The mistake most participants in sport make when they get an injury is to try and play through it. Sure there are times when it's only a slight knock, or bruising, or cuts and grazes and continuing will do you no harm, but there are other times when it could be a bit more serious and you need to be able to recognise them. What may seem like a slight muscle twinge can sometimes develop into something a bit nastier if you decide to play on with the injury. As the body gets tired and fatigue sets in more strain is placed on the muscles and the slight pain you felt earlier could develop into a tear or strain.

If you do get an injury how do you make sure that you can get back participating in your sport as soon as possible, without the injury recurring, or you having a setback in training?

Evaluation

The injury and its seriousness must be diagnosed properly. First aid, treatment and diagnosis should all be made immediately after the injury occurs. Once the correct diagnosis is made, treatments/therapies can be decided and first aid given. Some injuries like cuts, abrasions can be treated instantly and the competitor can return to play immediately. Other injuries may see an athlete sidelined for quite some time, and a plan of rehabilitation is needed to make sure a safe return from injury can be made in the quickest time possible.

Healing

There are two stages to the healing process, the physical and the psychological. Even if your physical injuries may have healed, you have to make sure you are mentally ready to start playing again. Injuries can leave psychological scars, and many people are apprehensive about putting themselves back into the same situation where the injury originally occurred, mental toughness and determination are needed to conquer these fears. Mentally after receiving an injury you have to accept it, cope with it and then set yourself small achievable targets so you can see a progression in your recovery. Achieving these targets is a great way to boost your confidence and aid recovery. If it is a long term injury, family and friends can give great support in encouraging and helping in your return to fitness.

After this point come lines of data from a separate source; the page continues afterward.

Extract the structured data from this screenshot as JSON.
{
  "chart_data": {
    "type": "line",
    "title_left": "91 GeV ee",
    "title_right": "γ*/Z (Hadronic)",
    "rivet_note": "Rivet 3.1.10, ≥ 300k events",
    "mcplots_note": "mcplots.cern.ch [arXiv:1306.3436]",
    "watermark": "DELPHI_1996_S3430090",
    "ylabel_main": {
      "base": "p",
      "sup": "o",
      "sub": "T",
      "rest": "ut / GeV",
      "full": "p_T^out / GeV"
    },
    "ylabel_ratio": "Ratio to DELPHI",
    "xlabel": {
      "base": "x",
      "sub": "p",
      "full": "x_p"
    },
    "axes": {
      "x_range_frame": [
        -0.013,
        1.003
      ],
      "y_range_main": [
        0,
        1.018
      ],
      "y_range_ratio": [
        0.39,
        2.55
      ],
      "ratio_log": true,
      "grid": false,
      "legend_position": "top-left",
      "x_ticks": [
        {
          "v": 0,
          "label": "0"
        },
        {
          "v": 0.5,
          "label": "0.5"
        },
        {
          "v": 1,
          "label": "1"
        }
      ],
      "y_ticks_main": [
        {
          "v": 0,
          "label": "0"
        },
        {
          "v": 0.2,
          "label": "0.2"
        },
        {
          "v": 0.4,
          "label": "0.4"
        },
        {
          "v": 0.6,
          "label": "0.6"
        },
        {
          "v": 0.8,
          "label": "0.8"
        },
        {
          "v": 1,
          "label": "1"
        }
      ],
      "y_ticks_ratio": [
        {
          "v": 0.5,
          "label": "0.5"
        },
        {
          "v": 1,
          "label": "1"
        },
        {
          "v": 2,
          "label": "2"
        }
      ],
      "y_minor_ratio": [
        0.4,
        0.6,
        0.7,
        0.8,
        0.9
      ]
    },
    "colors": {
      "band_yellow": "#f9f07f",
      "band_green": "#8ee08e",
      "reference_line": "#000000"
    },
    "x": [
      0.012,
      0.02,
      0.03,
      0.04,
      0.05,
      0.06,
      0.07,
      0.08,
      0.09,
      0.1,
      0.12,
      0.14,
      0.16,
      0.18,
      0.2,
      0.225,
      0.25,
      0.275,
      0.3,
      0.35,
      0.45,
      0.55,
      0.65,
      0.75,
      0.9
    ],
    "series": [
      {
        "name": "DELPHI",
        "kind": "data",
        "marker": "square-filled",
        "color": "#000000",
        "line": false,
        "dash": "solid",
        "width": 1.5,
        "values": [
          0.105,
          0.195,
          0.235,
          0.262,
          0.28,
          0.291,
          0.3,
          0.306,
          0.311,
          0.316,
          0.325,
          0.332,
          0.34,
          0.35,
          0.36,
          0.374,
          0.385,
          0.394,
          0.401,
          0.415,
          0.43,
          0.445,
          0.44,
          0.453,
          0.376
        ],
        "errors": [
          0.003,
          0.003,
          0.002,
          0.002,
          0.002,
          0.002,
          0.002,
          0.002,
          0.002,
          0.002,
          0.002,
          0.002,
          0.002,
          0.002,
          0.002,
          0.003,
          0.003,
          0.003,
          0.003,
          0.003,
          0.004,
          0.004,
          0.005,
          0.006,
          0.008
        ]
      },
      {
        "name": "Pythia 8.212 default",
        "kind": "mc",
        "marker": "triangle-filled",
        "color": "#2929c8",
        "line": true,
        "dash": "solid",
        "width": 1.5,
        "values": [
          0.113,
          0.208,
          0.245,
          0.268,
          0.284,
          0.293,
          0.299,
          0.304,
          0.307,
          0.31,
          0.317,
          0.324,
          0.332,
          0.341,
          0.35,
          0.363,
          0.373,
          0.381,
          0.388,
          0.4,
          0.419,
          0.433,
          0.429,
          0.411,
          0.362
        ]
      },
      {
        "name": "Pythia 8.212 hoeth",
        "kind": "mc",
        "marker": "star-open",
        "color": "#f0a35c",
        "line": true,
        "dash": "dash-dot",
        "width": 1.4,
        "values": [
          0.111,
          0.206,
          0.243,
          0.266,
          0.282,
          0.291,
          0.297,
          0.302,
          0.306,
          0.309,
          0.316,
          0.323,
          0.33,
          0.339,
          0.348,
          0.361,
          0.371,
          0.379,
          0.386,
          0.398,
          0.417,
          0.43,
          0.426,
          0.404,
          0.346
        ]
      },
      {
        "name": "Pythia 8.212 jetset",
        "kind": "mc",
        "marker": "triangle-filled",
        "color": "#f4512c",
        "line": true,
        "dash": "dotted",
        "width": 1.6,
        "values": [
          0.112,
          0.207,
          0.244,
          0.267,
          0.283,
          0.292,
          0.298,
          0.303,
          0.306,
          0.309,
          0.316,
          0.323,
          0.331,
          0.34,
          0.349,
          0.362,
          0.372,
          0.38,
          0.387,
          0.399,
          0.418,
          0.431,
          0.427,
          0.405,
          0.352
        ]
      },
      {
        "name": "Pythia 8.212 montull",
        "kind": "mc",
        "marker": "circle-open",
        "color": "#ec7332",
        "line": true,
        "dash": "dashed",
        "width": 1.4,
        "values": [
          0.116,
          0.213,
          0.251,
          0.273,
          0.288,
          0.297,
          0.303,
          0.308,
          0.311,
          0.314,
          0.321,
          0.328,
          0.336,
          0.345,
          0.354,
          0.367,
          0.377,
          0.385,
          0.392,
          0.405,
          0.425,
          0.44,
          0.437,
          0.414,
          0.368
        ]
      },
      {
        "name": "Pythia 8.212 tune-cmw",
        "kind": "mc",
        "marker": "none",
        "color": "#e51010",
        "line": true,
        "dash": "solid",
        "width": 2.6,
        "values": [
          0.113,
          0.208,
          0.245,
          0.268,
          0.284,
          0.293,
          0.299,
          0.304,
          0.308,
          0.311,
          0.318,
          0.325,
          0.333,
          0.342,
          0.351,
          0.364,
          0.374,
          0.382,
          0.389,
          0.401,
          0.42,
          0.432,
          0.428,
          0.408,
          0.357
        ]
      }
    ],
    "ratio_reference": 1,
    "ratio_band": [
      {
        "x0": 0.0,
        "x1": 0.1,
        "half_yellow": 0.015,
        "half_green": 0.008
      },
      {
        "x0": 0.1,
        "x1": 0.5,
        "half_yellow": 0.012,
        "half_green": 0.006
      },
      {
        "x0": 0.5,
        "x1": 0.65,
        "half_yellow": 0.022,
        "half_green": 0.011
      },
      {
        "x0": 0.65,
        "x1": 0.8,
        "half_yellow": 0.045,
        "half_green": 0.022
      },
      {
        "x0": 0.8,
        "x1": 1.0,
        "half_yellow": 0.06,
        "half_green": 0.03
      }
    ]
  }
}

The healing process can be speeded up by treating the injury properly. For tears and strains rest is important, as well as ice treatment and compression, to help in the reduction of swelling. Elevation of the limb can help blood flow and speed up your recovery.

Physically the injury may cause pain or discomfort, or the temporary loss of control of a limb. The injured area may need to be immobilised to aid healing and this can cause frustration once the initial pain has gone, as you feel you want to be able to train. Depending on your injury it may be possible to continue training and maintain a certain level of fitness.

If you have a fracture, a lightweight or temporary cast may be available to you. These can be worn for lower limb injuries while non weight bearing activities can be resumed. Swimming and other pool activities are an excellent way to help with your rehabilitation. Cycling is also a great way to maintain cardiovascular fitness.

Muscular strength and power must also be maintained during an injury spell. Some gym work may be appropriate depending on your injury.

Returning to your Sport

Before making a return to your sport from injury, you should at least be at a minimum level of fitness and confidence to perform. You must be sure that you can compete without the potential of causing further injury, or damage to the injured area.

The area of the injury can be protected by padding, a brace, or any other modification you feel comfortable with. The best advice you can follow is that of the medical profession who assessed your injury. Follow their guidelines and ask questions at different stages of your injury about what you can and can't do regarding exercise.

On a personal level the best thing you can do for yourself to aid your recovery is take your time, don't rush things and be patient.